Figure 9 shows the confusion matrix of EMAF-Net on the rural road object detection dataset. Each element in the confusion matrix represents the normalized ratio between the true class and the predicted class. Values closer to the diagonal indicate higher classification accuracy of the model, while values off the diagonal reflect the degree of confusion between classes. From the figure, it can be seen that in scenarios with complex environments and large variations in object scales, EMAF-Net demonstrates a high accuracy rate in detecting multiple object categories. For example, the proportion of correct classification for the large-scale category car reaches 0.73, which is the highest among all categories. The correct classification proportions for tricycle and agricultural machinery are also 0.65 and 0.51, respectively. Moreover, the correct detection accuracy rate of the small-scale category street light by the model is 0.60, and the correct classification rate for traffic signs is 0.53. This fully demonstrates the model’s ability to detect complex and diverse objects. However, the figure also reveals that the model still has a certain degree of confusion for some categories. For instance, the truck category achieved a correct classification rate of 0.63, but some samples were still wrongly detected as a car (with a proportion of 0.07), while some samples of the motorcycle category were mistakenly identified as a tricycle (with a proportion of 0.07). This is because these object categories have similar shapes and appearances, and the front-end appearance of trucks and cars in rural road scenes is very similar, making them easy to misidentify. Some motorcycles and tricycles have a very small amount of confusion due to the frequent presence of riders blocking the details of the vehicle body, and their appearances are slightly different from each other from a frontal perspective, so most of them can still be correctly distinguished. Other categories do not have obvious confusion and can be correctly and undistortedly identified.

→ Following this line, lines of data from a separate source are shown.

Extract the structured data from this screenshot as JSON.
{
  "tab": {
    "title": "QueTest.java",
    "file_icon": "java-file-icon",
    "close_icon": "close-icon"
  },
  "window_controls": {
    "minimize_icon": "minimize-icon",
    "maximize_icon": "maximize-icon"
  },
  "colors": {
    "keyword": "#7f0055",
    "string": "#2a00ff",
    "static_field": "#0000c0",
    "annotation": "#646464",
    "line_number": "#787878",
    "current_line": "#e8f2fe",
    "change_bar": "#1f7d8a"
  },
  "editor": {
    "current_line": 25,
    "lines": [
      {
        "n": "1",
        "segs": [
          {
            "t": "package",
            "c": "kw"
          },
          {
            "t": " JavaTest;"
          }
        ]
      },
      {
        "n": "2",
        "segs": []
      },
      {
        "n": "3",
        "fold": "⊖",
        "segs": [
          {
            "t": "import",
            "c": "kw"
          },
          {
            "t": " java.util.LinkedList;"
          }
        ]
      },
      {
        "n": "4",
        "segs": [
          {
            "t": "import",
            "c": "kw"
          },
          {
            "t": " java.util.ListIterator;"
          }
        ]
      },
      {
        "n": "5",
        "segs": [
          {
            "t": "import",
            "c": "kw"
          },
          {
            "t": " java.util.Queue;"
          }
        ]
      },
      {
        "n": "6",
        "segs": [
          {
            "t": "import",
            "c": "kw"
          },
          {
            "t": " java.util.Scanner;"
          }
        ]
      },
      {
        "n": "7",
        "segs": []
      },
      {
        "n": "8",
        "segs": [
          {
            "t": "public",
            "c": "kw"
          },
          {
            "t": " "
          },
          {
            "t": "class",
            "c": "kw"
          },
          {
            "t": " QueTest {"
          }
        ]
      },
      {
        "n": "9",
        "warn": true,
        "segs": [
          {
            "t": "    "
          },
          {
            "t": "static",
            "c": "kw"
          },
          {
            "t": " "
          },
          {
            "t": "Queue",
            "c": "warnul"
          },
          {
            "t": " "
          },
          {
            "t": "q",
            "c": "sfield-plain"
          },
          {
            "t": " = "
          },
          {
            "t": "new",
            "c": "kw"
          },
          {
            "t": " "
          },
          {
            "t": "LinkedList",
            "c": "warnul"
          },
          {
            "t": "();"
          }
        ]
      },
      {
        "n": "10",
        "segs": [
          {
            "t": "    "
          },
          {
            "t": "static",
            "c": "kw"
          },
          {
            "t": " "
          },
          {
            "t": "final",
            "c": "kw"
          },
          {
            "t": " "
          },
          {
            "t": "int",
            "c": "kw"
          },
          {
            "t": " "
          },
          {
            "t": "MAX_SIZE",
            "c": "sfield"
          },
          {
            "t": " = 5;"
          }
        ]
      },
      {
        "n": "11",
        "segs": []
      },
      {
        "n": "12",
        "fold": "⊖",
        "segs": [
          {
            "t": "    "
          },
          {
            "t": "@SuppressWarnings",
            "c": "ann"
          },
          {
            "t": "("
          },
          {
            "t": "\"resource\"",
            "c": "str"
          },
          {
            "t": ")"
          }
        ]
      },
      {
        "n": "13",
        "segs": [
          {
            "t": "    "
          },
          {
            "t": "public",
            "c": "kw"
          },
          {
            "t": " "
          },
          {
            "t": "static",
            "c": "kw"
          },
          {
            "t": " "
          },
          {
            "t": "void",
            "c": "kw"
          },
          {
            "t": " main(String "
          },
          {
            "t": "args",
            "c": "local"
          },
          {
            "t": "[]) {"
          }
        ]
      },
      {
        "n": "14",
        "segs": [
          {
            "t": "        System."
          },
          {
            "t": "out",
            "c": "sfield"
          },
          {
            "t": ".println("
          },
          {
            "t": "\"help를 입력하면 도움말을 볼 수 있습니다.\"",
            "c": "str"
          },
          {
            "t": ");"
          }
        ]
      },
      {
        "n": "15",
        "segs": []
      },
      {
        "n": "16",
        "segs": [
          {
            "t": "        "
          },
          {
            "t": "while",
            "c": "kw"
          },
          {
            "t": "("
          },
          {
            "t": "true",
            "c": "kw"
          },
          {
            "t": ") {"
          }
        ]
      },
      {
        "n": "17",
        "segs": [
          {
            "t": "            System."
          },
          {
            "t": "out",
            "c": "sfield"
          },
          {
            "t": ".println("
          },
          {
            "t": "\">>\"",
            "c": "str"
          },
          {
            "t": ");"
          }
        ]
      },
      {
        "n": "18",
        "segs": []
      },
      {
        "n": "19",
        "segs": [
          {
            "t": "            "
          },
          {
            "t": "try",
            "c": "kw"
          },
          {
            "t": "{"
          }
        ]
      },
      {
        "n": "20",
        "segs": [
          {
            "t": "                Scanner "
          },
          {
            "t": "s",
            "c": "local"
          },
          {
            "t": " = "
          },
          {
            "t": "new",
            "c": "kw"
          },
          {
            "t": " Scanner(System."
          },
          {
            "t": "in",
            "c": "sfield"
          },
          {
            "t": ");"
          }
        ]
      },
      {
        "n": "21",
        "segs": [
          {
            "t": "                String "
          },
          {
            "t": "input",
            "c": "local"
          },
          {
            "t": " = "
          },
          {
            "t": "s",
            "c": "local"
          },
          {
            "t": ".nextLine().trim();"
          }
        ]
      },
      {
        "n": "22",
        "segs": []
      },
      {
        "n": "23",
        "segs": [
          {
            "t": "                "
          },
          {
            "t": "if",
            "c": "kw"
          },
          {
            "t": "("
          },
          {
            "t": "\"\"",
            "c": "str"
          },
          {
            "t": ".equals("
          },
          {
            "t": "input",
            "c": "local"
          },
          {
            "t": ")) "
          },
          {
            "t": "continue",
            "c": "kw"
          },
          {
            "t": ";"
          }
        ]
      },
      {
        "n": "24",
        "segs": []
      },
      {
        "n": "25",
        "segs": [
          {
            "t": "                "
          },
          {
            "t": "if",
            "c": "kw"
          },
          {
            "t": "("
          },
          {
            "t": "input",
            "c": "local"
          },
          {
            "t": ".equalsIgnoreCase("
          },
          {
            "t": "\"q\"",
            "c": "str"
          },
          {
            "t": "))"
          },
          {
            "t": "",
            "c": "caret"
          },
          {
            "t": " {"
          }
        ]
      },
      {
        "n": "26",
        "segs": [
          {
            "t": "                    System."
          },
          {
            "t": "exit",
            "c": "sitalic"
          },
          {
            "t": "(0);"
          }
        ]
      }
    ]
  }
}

Overall, the confusion matrix results of EMAF-Net indicate that the model has a high accuracy rate in object detection in rural road scenes, accompanied by a small amount of misclassification between categories. In addition, missed detections may still occur in cases where objects are partially occluded. For example, agricultural implements attached to machinery or pedestrians riding on agricultural vehicles may be partially hidden by the vehicle body, making their visual features incomplete. Such occlusion reduces the discriminative features available to the detector and may lead to missed detections in some complex scenes. This issue is common in real rural traffic environments and remains a challenging problem for object detection models.
Figure 10 shows the visualization of the main category confusion pairs and their flow directions on the rural road dataset by EMAF-Net. In
Figure 10a, the Top-K confused category pairs and the corresponding confusion ratios are presented.
Figure 10b presents the main confusion flow from the true category to the predicted category in a bar graph format. The thicker the connection line, the higher the confusion ratio. Overall, the Top-K analysis and the bar graph results are consistent with the confusion matrix conclusion in
Figure 9; EMAF-Net can achieve stable discrimination for most categories in complex rural road scenarios.
To evaluate the detection performance of EMAF-Net, comparative experiments were conducted using three representative models: YOLOv7, Deformable DETR, and YOLOv11 [
28]. These three models were chosen because YOLOv7 is a classic lightweight object detection model based on convolutional neural networks, with its structure design demonstrating highly optimized detection efficiency and fast inference capabilities, and it is representative in resource-constrained scenarios. Deformable DETR represents the object detection method based on the Transformer structure, which demonstrates advanced theoretical advantages in complex multi-object detection scenarios through the use of attention mechanisms and deformable convolutions but has a relatively high computational complexity. YOLOv11 is an improved version of the YOLO series, which further enhances the detection performance through parameter optimization and multi-scale feature extraction. These three models are representative in multiple dimensions and from a historical perspective and can fully reflect the improvement value of EMAF-Net in terms of detection performance, lightweighting, and real-time capabilities.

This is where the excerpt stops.